Perth's second largest home builder ABN Group said the Reserve's decision was disappointing for homebuyers.
“The Board’s decision does nothing to improve customer sentiment and provides no extra incentive for homebuyers to take the plunge and get back into the market," said ABN Group managing director Dale Alcock.
However, he believes it is still a good time to build in Western Australia.
“These include the fact that the rental market in WA continues to tighten, which is pushing up rental returns for investors and is culminating in a very low rental vacancy rate of only three per cent, which is well below average.
“In addition, strong employment forecasts for the state remain and trades people are readily available, while construction times continue to be extremely reasonable compared with what we saw during the boom times."
The Australian Retailers Association said its members were reeling after the decision.

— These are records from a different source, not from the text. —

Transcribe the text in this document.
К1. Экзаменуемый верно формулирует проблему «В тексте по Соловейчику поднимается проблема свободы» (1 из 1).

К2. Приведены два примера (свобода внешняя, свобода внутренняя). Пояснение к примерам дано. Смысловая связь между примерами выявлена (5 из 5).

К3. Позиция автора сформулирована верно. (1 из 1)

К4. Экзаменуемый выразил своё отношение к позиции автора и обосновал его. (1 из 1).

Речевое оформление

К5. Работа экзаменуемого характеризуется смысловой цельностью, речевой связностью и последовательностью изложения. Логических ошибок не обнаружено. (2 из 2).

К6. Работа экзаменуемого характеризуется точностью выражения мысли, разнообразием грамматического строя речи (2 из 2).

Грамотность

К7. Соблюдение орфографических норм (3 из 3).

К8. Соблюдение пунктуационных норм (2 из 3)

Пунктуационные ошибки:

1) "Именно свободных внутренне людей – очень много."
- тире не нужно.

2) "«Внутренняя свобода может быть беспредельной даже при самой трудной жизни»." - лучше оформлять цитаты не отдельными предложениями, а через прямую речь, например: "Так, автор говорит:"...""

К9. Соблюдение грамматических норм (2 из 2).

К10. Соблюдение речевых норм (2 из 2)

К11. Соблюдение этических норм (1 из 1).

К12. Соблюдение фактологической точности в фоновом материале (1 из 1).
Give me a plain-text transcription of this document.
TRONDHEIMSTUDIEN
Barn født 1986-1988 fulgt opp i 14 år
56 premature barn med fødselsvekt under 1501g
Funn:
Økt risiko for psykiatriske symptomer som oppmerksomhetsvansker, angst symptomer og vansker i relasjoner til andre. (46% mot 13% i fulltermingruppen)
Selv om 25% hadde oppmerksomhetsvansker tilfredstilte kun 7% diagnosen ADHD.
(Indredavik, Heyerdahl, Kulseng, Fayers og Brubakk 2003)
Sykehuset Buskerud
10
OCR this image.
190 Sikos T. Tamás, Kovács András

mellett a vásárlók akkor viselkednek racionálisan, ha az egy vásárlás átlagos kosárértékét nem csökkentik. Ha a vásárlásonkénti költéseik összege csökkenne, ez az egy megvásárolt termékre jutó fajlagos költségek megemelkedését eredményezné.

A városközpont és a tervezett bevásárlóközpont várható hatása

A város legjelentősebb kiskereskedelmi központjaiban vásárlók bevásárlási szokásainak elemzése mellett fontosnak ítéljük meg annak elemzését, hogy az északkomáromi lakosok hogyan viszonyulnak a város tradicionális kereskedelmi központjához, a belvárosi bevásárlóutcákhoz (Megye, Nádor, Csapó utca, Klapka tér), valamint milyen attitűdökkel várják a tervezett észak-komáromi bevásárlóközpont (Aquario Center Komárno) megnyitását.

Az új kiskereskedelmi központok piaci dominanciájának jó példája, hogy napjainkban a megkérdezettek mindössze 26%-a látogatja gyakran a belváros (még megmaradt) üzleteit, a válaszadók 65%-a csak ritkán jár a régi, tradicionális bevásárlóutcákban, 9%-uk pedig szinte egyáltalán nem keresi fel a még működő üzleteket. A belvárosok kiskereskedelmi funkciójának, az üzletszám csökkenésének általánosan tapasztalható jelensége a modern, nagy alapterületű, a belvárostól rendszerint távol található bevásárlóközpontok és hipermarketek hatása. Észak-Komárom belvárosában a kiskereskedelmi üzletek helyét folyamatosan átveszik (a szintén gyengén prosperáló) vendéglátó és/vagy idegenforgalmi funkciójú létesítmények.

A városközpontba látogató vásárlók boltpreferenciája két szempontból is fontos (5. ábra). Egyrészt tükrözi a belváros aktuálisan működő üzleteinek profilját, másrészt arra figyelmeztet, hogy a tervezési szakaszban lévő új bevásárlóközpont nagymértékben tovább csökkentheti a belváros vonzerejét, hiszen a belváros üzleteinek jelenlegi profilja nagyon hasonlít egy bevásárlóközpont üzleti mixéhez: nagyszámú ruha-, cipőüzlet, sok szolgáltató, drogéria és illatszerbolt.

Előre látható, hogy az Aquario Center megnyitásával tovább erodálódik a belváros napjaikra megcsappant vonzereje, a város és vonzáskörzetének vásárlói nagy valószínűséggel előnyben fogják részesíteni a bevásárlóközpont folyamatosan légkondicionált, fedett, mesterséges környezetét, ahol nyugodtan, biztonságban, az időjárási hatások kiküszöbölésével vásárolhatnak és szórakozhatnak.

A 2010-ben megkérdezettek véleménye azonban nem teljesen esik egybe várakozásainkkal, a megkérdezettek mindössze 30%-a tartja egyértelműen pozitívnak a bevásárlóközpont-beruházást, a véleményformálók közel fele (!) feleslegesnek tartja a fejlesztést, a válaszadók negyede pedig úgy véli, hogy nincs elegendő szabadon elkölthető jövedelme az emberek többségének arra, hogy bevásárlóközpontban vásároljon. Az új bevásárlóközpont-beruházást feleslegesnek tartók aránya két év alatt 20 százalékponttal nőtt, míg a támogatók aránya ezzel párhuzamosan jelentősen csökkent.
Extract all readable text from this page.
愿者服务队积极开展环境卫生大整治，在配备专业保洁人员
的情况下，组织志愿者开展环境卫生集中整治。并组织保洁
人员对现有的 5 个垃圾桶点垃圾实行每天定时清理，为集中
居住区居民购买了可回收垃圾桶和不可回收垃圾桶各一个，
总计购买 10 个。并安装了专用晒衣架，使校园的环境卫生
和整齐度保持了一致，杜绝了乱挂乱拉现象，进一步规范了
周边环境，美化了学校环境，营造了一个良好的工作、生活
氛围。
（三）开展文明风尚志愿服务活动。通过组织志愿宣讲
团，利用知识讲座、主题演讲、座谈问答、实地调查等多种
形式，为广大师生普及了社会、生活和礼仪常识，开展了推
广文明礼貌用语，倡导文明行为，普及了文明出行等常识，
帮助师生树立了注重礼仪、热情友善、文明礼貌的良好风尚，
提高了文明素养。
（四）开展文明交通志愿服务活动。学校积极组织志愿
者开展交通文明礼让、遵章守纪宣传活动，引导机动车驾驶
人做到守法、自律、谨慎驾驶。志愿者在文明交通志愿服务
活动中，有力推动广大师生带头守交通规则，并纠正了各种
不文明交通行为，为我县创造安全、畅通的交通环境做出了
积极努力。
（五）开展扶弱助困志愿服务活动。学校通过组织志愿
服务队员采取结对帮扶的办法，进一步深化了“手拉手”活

ARA Executive Director Russell Zimmerman said the decision was a shocking blow for retailers at a time when there was a desperate need to stimulate consumer spending.
“Over the past 12 months there have been more store closures and retailers going into administration than I’ve seen over the past 30 years. This has a devastating impact on jobs – including employment for those who need the flexible working environment retail offers such as students and working parents.
“Today the RBA served retailers their second blow in two days after December retail trade figures released yesterday confirmed all the signs of conservative consumers, with heavy discounting and interest rate reductions not even enough to convince Christmas shoppers to spend."
UDIA WA chief executive Debra Goostrey was more conciliatory, saying: “While a rate cut would have been welcomed by the development industry as a much needed stimulus to the sector, the RBA has demonstrated its confidence in the fundamental strength and stability of Australia’s economy, and that’s important".
“Keeping interest rates on hold should at least give buyers the confidence that inflation is low, the economy is growing and that it’s a good time to be buying a new home.”